Keep a journal where you track all of the stocks that you have invested in. Be sure to write down why you committed to them in the first place. Think through the situations that would justify selling your shares. Here is an example:
Each time you buy stock, write down what prompted you to invest in the company. Where do you see them going in the future? Why are you attracted to their business? What do you expect to get out of your investment? How can you judge the success or failure of the company as it moves forward? What setbacks could the company experience that would be temporary in nature?
Next, consider what would make you sell the stock. For each company that you have invested in, write down the top reasons why you would consider selling. Don’t think about the movement of the stock prices. Instead, think about changes to the business that would make it an unattractive investment. For instance, if the company were to lose one of their primary customers or if the company got a new CEO that started completely changing the way that it operated, these could be significant enough changes that they would prompt you to sell.

  1. Focus on slow-but-steady growth and minimal risk.

Investing in the stock market is not a race. In fact, the investors who are the most successful are the ones who are willing to wait for their investments to pan out. This often means waiting multiple years before they can cash in. Because you are going to be holding onto your investments for such a long period of time, you don’t have to be in a major hurry to buy. If you wish to do something else then penny stocks in Robinhood could work, but if you’re going long term then its a different ball game. Using the following techniques, you can minimize the effects of volatile prices:
* Learn about dollar-cost averaging. This is a relatively simple technique that can help you avoid falling victim to price changes. In essence, all that you do is set up a specific amount of money that you invest on a set schedule. When each investment period rolls around, if stock prices are down, you can afford more shares. If stock prices are up, on the other hand, you can afford fewer shares. Over the long haul, however, the prices will usually average out.
* Learn about buying in thirds. One of the most discouraging things for a new investor is having a rough experience right when they are getting started. One way to avoid this problem is by buying in thirds. In essence, all that you have to do is split the amount of money that you are planning on investing into three separate chunks. Then, decide on three distinct intervals when you will purchase your shares. Some investors choose to stick to a regular schedule. For instance, they may buy on a monthly schedule. Others choose to base their purchasing strategy on specific events or performance metrics for the company itself. As an example, an investor might choose to buy immediately before a new product release. If the product is successful, they then may invest an additional third of the money that they had set aside into the company. If not, they can then invest that third in a different opportunity instead.
* Buy a basket of stocks. Another way to minimize your risk is by purchasing a “basket” of stocks in a particular industry. Instead of trying to figure out which company in a certain industry to invest in, buy shares in all of the companies in the industry. Naturally, some companies will succeed whereas others will fail. If you have a stake in all of the companies, however, you are less likely to experience major losses. This can be a good way to evaluate companies to decide which ones you want to go all-in on.

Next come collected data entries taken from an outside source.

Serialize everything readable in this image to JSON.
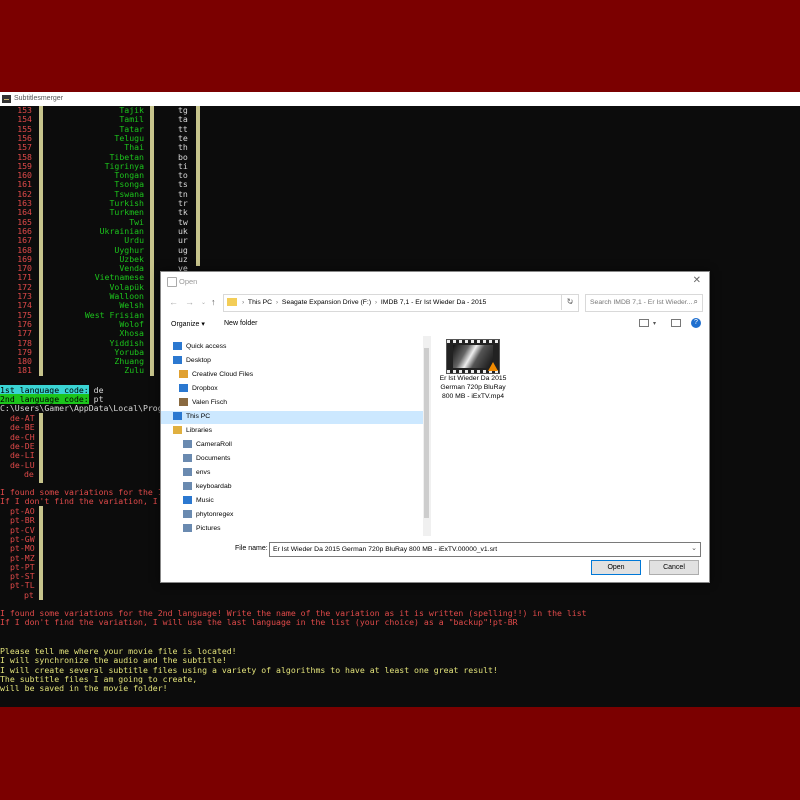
{
  "console": {
    "title": "Subtitlesmerger",
    "languages": [
      {
        "n": "153",
        "name": "Tajik",
        "code": "tg"
      },
      {
        "n": "154",
        "name": "Tamil",
        "code": "ta"
      },
      {
        "n": "155",
        "name": "Tatar",
        "code": "tt"
      },
      {
        "n": "156",
        "name": "Telugu",
        "code": "te"
      },
      {
        "n": "157",
        "name": "Thai",
        "code": "th"
      },
      {
        "n": "158",
        "name": "Tibetan",
        "code": "bo"
      },
      {
        "n": "159",
        "name": "Tigrinya",
        "code": "ti"
      },
      {
        "n": "160",
        "name": "Tongan",
        "code": "to"
      },
      {
        "n": "161",
        "name": "Tsonga",
        "code": "ts"
      },
      {
        "n": "162",
        "name": "Tswana",
        "code": "tn"
      },
      {
        "n": "163",
        "name": "Turkish",
        "code": "tr"
      },
      {
        "n": "164",
        "name": "Turkmen",
        "code": "tk"
      },
      {
        "n": "165",
        "name": "Twi",
        "code": "tw"
      },
      {
        "n": "166",
        "name": "Ukrainian",
        "code": "uk"
      },
      {
        "n": "167",
        "name": "Urdu",
        "code": "ur"
      },
      {
        "n": "168",
        "name": "Uyghur",
        "code": "ug"
      },
      {
        "n": "169",
        "name": "Uzbek",
        "code": "uz"
      },
      {
        "n": "170",
        "name": "Venda",
        "code": "ve"
      },
      {
        "n": "171",
        "name": "Vietnamese",
        "code": ""
      },
      {
        "n": "172",
        "name": "Volapük",
        "code": ""
      },
      {
        "n": "173",
        "name": "Walloon",
        "code": ""
      },
      {
        "n": "174",
        "name": "Welsh",
        "code": ""
      },
      {
        "n": "175",
        "name": "West Frisian",
        "code": ""
      },
      {
        "n": "176",
        "name": "Wolof",
        "code": ""
      },
      {
        "n": "177",
        "name": "Xhosa",
        "code": ""
      },
      {
        "n": "178",
        "name": "Yiddish",
        "code": ""
      },
      {
        "n": "179",
        "name": "Yoruba",
        "code": ""
      },
      {
        "n": "180",
        "name": "Zhuang",
        "code": ""
      },
      {
        "n": "181",
        "name": "Zulu",
        "code": ""
      }
    ],
    "lang1_prompt": "1st language code:",
    "lang1_value": " de",
    "lang2_prompt": "2nd language code:",
    "lang2_value": " pt",
    "path_line": "C:\\Users\\Gamer\\AppData\\Local\\Progr",
    "variants1": [
      "de-AT",
      "de-BE",
      "de-CH",
      "de-DE",
      "de-LI",
      "de-LU",
      "de"
    ],
    "found1": "I found some variations for the 1s",
    "dontfind1": "If I don't find the variation, I w",
    "variants2": [
      "pt-AO",
      "pt-BR",
      "pt-CV",
      "pt-GW",
      "pt-MO",
      "pt-MZ",
      "pt-PT",
      "pt-ST",
      "pt-TL",
      "pt"
    ],
    "found2": "I found some variations for the 2nd language! Write the name of the variation as it is written (spelling!!) in the list",
    "dontfind2": "If I don't find the variation, I will use the last language in the list (your choice) as a \"backup\"!pt-BR",
    "msg": [
      "Please tell me where your movie file is located!",
      "I will synchronize the audio and the subtitle!",
      "I will create several subtitle files using a variety of algorithms to have at least one great result!",
      "The subtitle files I am going to create,",
      "will be saved in the movie folder!"
    ]
  },
  "dialog": {
    "title": "Open",
    "breadcrumbs": [
      "This PC",
      "Seagate Expansion Drive (F:)",
      "IMDB 7,1 - Er Ist Wieder Da - 2015"
    ],
    "search_placeholder": "Search IMDB 7,1 - Er Ist Wieder...",
    "organize": "Organize ▾",
    "new_folder": "New folder",
    "nav_items": [
      {
        "label": "Quick access",
        "icon": "star-icon",
        "color": "#2b78d0"
      },
      {
        "label": "Desktop",
        "icon": "desktop-icon",
        "color": "#2b78d0"
      },
      {
        "label": "Creative Cloud Files",
        "icon": "creative-cloud-icon",
        "color": "#e0a030"
      },
      {
        "label": "Dropbox",
        "icon": "dropbox-icon",
        "color": "#2b78d0"
      },
      {
        "label": "Valen Fisch",
        "icon": "user-icon",
        "color": "#8a6a40"
      },
      {
        "label": "This PC",
        "icon": "computer-icon",
        "color": "#2b78d0"
      },
      {
        "label": "Libraries",
        "icon": "libraries-icon",
        "color": "#e0b040"
      },
      {
        "label": "CameraRoll",
        "icon": "library-folder-icon",
        "color": "#6a8ab0"
      },
      {
        "label": "Documents",
        "icon": "documents-icon",
        "color": "#6a8ab0"
      },
      {
        "label": "envs",
        "icon": "library-folder-icon",
        "color": "#6a8ab0"
      },
      {
        "label": "keyboardab",
        "icon": "library-folder-icon",
        "color": "#6a8ab0"
      },
      {
        "label": "Music",
        "icon": "music-icon",
        "color": "#2b78d0"
      },
      {
        "label": "phytonregex",
        "icon": "library-folder-icon",
        "color": "#6a8ab0"
      },
      {
        "label": "Pictures",
        "icon": "pictures-icon",
        "color": "#6a8ab0"
      }
    ],
    "file_name_text": "Er Ist Wieder Da 2015 German 720p BluRay 800 MB - iExTV.mp4",
    "file_name_label": "File name:",
    "file_name_value": "Er Ist Wieder Da 2015 German 720p BluRay 800 MB - iExTV.00000_v1.srt",
    "open_label": "Open",
    "cancel_label": "Cancel"
  }
}
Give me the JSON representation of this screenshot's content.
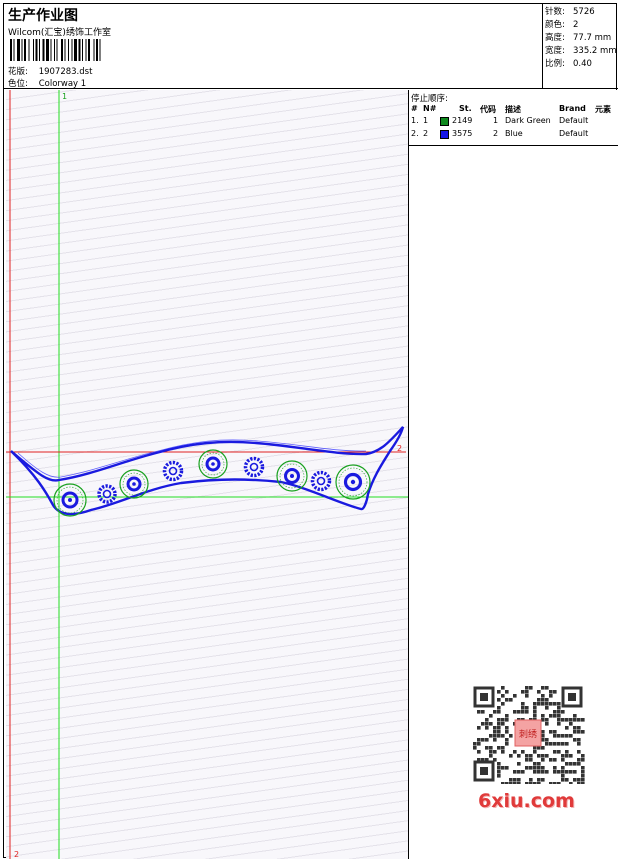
{
  "header": {
    "title": "生产作业图",
    "company": "Wilcom(汇宝)绣饰工作室",
    "design_label": "花版:",
    "design_value": "1907283.dst",
    "colorway_label": "色位:",
    "colorway_value": "Colorway 1"
  },
  "stats": [
    {
      "label": "针数:",
      "value": "5726"
    },
    {
      "label": "颜色:",
      "value": "2"
    },
    {
      "label": "高度:",
      "value": "77.7 mm"
    },
    {
      "label": "宽度:",
      "value": "335.2 mm"
    },
    {
      "label": "比例:",
      "value": "0.40"
    }
  ],
  "stop_sequence": {
    "title": "停止顺序:",
    "columns": [
      "#",
      "N#",
      "St.",
      "代码",
      "描述",
      "Brand",
      "元素"
    ],
    "rows": [
      {
        "idx": "1.",
        "n": "1",
        "st": "2149",
        "code": "1",
        "desc": "Dark Green",
        "brand": "Default",
        "color": "#0f8a1e"
      },
      {
        "idx": "2.",
        "n": "2",
        "st": "3575",
        "code": "2",
        "desc": "Blue",
        "brand": "Default",
        "color": "#1414e6"
      }
    ]
  },
  "markers": {
    "green_v": "1",
    "red_h": "2",
    "red_v": "2"
  },
  "colors": {
    "thread_blue": "#1a1adf",
    "thread_green": "#18a11e",
    "guide_green": "#22dd22",
    "guide_red": "#e02020"
  },
  "watermark": {
    "logo_text": "6xiu.com",
    "seal_text": "刺绣"
  }
}
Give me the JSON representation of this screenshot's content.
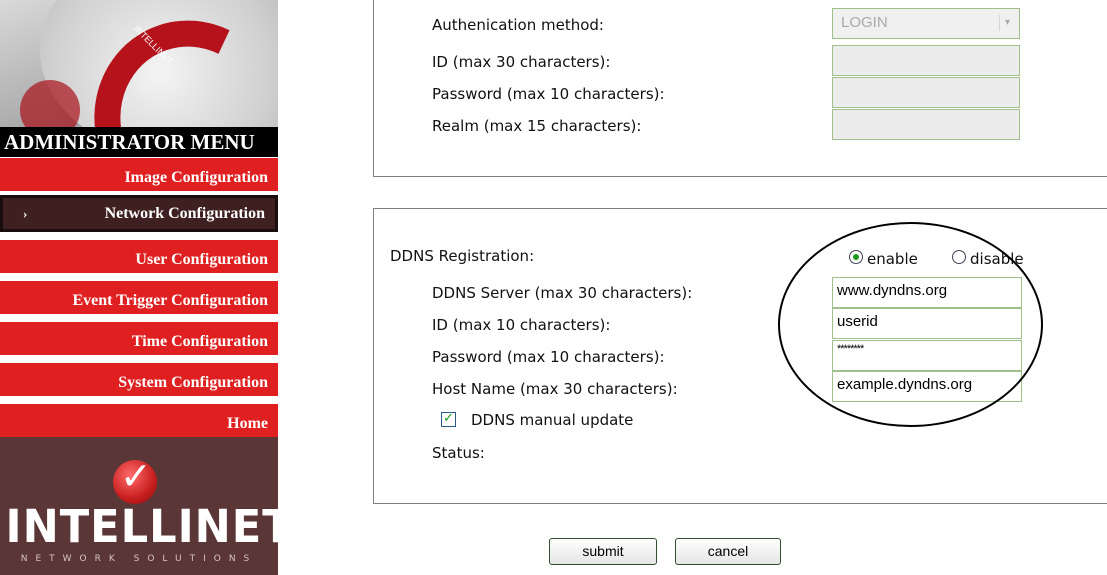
{
  "sidebar": {
    "header_brand": "INTELLINET",
    "title": "ADMINISTRATOR MENU",
    "items": [
      {
        "label": "Image Configuration"
      },
      {
        "label": "Network Configuration",
        "active": true,
        "arrow": "›"
      },
      {
        "label": "User Configuration"
      },
      {
        "label": "Event Trigger Configuration"
      },
      {
        "label": "Time Configuration"
      },
      {
        "label": "System Configuration"
      },
      {
        "label": "Home"
      }
    ],
    "logo": {
      "name": "INTELLINET",
      "tagline": "NETWORK SOLUTIONS"
    }
  },
  "auth": {
    "method_label": "Authenication method:",
    "method_value": "LOGIN",
    "id_label": "ID (max 30 characters):",
    "id_value": "",
    "password_label": "Password (max 10 characters):",
    "password_value": "",
    "realm_label": "Realm (max 15 characters):",
    "realm_value": ""
  },
  "ddns": {
    "registration_label": "DDNS Registration:",
    "enable_label": "enable",
    "disable_label": "disable",
    "registration_value": "enable",
    "server_label": "DDNS Server (max 30 characters):",
    "server_value": "www.dyndns.org",
    "id_label": "ID (max 10 characters):",
    "id_value": "userid",
    "password_label": "Password (max 10 characters):",
    "password_value": "********",
    "host_label": "Host Name (max 30 characters):",
    "host_value": "example.dyndns.org",
    "manual_update_label": "DDNS manual update",
    "manual_update_checked": true,
    "status_label": "Status:"
  },
  "buttons": {
    "submit": "submit",
    "cancel": "cancel"
  },
  "colors": {
    "menu_red": "#e02020",
    "menu_active": "#3f2020",
    "logo_bg": "#5a3636",
    "field_border": "#9fbf8b"
  }
}
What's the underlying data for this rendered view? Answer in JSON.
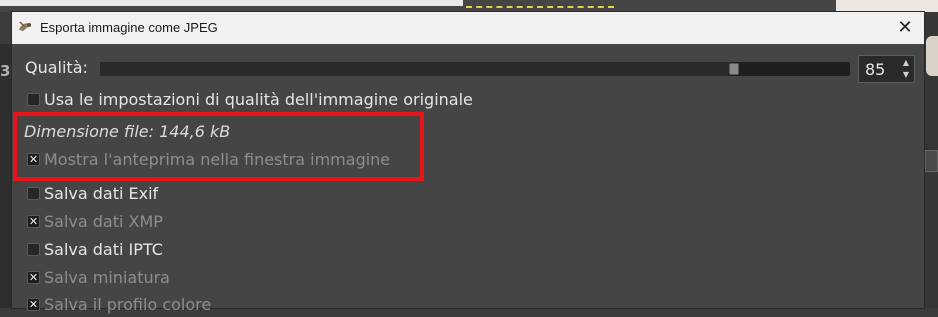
{
  "dialog": {
    "title": "Esporta immagine come JPEG",
    "close_icon": "close-icon"
  },
  "background": {
    "left_panel_number": "3"
  },
  "quality": {
    "label": "Qualità:",
    "value": "85",
    "slider_fraction": 0.85
  },
  "options": {
    "use_original_quality": {
      "label": "Usa le impostazioni di qualità dell'immagine originale",
      "checked": false,
      "enabled": true
    },
    "file_size": "Dimensione file: 144,6 kB",
    "show_preview": {
      "label": "Mostra l'anteprima nella finestra immagine",
      "checked": true,
      "enabled": false
    },
    "save_exif": {
      "label": "Salva dati Exif",
      "checked": false,
      "enabled": true
    },
    "save_xmp": {
      "label": "Salva dati XMP",
      "checked": true,
      "enabled": false
    },
    "save_iptc": {
      "label": "Salva dati IPTC",
      "checked": false,
      "enabled": true
    },
    "save_thumbnail": {
      "label": "Salva miniatura",
      "checked": true,
      "enabled": false
    },
    "save_color_profile": {
      "label": "Salva il profilo colore",
      "checked": true,
      "enabled": false
    }
  },
  "annotation": {
    "color": "#e8141a"
  }
}
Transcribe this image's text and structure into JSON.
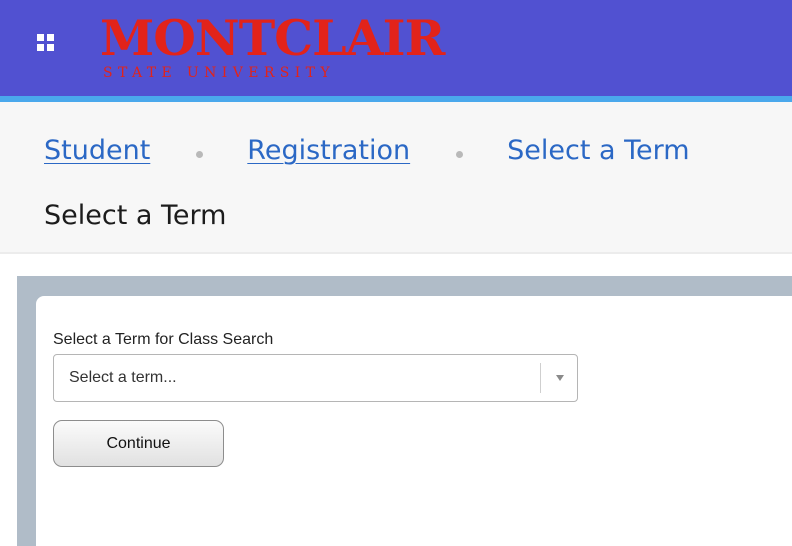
{
  "header": {
    "apps_icon": "apps-grid-icon",
    "logo": {
      "main": "MONTCLAIR",
      "sub": "STATE UNIVERSITY"
    },
    "colors": {
      "bar": "#5151d1",
      "underline": "#4aa8ec",
      "logo": "#e2231a"
    }
  },
  "breadcrumb": {
    "items": [
      "Student",
      "Registration"
    ],
    "current": "Select a Term"
  },
  "page": {
    "title": "Select a Term"
  },
  "form": {
    "term_label": "Select a Term for Class Search",
    "term_placeholder": "Select a term...",
    "dropdown_icon": "chevron-down-icon",
    "continue_label": "Continue"
  }
}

  1. Don’t fall victim to overactive trading.

One of the biggest mistakes that investors make is monitoring their stocks too closely. Ideally, you should only look at how your stocks are doing on a quarterly basis. If you watch your stocks too closely, you are more likely to succumb to overactive trading. Small fluctuations or short-term events that affect the market can make you panic, causing you to buy or sell when it is really unnecessary.